La duplice strategia di Cablecom Television suscita diffidenza e resistenza, non solo tra Telesuisse: "Sebbene fossimo in trattativa con Cablecom da molto tempo, siamo stati sorpresi da loro. Per questo abbiamo chiesto un incontro", afferma Filippo Lombardi, presidente dell'associazione di TV private Telesuisse. Dal punto di vista dell'associazione, l'operatore di rete via cavo ha preso la palla al balzo. Da un lato, perché Cablecom ha presentato una domanda per poter offrire "contenuti sponsorizzati e supportati dalla pubblicità" sul suo canale informativo (WW 29/04). Dall'altro, perché ha rivelato i piani per un canale televisivo nazionale "Canal Suisse". A partire dalla metà del 2005, il canale vuole trasmettere le dirette dal Parlamento e i momenti salienti delle TV private: "Vorremmo sapere se e come queste due cose verranno imposte", ha detto Lombardi alla Werbewoche. Finora, ha detto, da
Il consiglio di amministrazione di Telesuisse e l'operatore di rete via cavo non hanno elaborato un progetto o un accordo da presentare ai soci. Piuttosto, erano "ancora in fase di chiarimento". Rimaneva aperto, ad esempio, a quali condizioni Cablecom avrebbe distribuito i contenuti delle emittenti private sul nuovo canale, come sarebbe stato finanziato e chi sarebbe stato il titolare della licenza.

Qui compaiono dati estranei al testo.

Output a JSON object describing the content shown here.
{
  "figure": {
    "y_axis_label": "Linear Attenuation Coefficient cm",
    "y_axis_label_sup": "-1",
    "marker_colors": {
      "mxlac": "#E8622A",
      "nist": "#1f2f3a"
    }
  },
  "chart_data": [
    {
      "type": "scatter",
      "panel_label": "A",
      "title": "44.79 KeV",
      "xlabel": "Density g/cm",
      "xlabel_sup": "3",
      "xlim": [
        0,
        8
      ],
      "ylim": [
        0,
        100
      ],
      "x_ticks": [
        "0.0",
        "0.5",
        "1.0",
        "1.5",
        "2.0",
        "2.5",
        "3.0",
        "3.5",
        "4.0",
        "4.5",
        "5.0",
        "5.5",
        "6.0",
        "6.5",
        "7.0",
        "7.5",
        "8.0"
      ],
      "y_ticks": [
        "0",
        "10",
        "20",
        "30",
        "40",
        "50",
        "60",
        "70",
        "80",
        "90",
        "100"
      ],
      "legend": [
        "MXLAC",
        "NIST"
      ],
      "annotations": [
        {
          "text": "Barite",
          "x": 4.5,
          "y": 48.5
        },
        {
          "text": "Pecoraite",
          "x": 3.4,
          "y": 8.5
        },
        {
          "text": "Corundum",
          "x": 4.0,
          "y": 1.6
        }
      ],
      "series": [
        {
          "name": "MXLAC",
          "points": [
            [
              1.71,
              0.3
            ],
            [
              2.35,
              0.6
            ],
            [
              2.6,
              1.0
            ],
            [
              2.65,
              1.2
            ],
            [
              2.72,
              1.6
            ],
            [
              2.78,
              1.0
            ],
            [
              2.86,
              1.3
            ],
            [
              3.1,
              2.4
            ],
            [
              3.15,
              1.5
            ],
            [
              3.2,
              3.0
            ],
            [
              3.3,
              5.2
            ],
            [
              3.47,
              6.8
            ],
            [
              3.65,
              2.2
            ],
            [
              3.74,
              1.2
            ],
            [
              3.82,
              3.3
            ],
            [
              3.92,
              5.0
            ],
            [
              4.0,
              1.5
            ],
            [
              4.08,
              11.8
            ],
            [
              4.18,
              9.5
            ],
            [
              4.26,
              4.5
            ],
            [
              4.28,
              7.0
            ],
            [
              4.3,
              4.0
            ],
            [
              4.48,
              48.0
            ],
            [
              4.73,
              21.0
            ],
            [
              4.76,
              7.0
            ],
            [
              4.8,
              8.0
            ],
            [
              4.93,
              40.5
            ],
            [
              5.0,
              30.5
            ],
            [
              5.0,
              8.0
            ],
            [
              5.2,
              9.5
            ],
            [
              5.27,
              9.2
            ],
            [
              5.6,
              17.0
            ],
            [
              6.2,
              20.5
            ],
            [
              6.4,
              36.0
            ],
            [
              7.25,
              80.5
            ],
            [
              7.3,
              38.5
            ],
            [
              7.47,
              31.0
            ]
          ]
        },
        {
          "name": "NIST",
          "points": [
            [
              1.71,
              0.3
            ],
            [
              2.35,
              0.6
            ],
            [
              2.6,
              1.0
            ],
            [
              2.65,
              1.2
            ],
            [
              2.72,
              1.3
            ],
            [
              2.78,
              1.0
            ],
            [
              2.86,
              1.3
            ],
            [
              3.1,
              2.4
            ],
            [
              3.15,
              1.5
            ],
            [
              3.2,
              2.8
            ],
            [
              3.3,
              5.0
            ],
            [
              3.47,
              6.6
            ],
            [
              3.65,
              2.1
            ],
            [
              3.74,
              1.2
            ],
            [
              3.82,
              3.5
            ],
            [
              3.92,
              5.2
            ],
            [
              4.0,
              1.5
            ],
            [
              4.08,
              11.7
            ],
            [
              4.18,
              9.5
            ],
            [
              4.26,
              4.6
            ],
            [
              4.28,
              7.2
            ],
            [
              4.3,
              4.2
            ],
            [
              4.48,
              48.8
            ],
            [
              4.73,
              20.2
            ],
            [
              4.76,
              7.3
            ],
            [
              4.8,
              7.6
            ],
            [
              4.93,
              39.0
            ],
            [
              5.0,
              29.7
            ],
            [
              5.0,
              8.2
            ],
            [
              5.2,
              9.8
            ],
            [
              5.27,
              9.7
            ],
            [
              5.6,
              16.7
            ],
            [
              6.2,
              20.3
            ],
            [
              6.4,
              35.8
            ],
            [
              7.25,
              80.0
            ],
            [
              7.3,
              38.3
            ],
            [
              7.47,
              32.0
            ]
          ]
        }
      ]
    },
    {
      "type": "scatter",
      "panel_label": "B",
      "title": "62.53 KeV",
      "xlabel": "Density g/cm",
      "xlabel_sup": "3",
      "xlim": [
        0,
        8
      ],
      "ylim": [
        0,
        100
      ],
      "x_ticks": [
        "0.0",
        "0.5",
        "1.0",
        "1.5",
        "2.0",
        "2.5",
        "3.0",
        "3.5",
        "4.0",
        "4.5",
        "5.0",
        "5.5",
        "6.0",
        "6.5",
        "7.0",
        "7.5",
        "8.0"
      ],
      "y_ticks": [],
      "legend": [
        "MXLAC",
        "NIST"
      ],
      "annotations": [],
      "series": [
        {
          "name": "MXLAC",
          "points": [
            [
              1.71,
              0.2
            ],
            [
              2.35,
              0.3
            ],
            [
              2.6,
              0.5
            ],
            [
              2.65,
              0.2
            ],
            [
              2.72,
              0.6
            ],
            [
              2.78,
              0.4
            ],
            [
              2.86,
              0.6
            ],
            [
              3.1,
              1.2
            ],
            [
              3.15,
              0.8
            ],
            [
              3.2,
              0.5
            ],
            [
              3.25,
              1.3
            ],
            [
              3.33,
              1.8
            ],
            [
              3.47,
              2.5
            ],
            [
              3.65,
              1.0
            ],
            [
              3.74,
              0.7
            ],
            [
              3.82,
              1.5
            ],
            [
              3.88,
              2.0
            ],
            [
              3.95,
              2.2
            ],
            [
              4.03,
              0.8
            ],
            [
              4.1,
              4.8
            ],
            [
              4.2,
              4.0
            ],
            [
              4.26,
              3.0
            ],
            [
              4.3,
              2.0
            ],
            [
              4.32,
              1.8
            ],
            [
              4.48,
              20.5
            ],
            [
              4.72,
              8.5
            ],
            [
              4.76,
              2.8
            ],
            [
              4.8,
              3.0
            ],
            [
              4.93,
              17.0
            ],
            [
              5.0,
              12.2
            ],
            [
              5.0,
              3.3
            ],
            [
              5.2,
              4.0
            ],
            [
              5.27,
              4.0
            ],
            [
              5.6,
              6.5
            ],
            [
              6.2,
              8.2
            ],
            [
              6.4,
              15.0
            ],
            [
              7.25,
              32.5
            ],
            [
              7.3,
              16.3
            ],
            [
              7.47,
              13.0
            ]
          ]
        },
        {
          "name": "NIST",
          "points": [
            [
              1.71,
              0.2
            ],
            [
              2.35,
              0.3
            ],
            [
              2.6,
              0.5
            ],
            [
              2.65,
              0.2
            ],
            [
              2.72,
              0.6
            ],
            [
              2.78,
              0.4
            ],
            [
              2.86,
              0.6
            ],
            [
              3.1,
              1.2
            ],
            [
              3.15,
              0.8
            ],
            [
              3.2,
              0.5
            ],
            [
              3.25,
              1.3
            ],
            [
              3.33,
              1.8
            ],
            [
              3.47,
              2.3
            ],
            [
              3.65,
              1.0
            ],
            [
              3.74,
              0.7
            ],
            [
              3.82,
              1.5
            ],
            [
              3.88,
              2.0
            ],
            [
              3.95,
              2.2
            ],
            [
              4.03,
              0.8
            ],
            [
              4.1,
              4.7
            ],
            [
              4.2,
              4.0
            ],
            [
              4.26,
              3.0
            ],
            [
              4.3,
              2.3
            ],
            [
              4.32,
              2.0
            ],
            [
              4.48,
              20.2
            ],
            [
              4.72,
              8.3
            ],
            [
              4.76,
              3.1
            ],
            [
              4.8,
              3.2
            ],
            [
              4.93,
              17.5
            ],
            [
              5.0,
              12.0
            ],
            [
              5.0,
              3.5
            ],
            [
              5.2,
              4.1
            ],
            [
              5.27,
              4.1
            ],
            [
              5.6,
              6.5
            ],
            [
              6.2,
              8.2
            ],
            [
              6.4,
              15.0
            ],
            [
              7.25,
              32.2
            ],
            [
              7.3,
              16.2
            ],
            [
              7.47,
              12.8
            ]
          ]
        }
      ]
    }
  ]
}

Il conflitto di interessi incombe
Lombardi ritiene "fondamentalmente sbagliato in termini di politica dei media" che i fornitori di servizi di telecomunicazione, che sono monopolisti nella loro area, ottengano anche licenze per i contenuti. Ciò comporterebbe "un conflitto di interessi esplosivo con altri fornitori". Al fine di impedire tali sforzi, il Consiglio degli Stati della CVP ha presentato una mozione. Tuttavia, non si opporrebbe a un'eventuale partecipazione di Cablecom a una nuova emittente.
Lo scetticismo traspare anche dai 25 commenti ricevuti da Bakom sulla richiesta del canale informativo. Secondo Alfons Birrer, essi rivelano "critiche, ma anche ambiguità sul progetto di Cablecom". Cablecom può ora modificare la sua domanda fino all'inizio di ottobre.
Markus Knöpfli
Il consiglio di amministrazione di Telesuisse e l'operatore di rete via cavo non hanno elaborato un progetto o un accordo da presentare ai soci. Piuttosto, erano "ancora in fase di chiarimento". Rimaneva aperto, ad esempio, a quali condizioni Cablecom avrebbe distribuito i contenuti delle emittenti private sul nuovo canale, come sarebbe stato finanziato e chi sarebbe stato il titolare della licenza.
Il conflitto di interessi incombe
Lombardi ritiene "fondamentalmente sbagliato in termini di politica dei media" che i fornitori di servizi di telecomunicazione, che sono monopolisti nella loro area, ottengano anche licenze per i contenuti. Ciò comporterebbe "un conflitto di interessi esplosivo con altri fornitori". Al fine di impedire tali sforzi, il Consiglio degli Stati della CVP ha presentato una mozione. Tuttavia, non si opporrebbe a un'eventuale partecipazione di Cablecom a una nuova emittente.
Lo scetticismo traspare anche dai 25 commenti ricevuti da Bakom sulla richiesta del canale informativo. Secondo Alfons Birrer, essi rivelano "critiche, ma anche ambiguità sul progetto di Cablecom". Cablecom può ora modificare la sua domanda fino all'inizio di ottobre.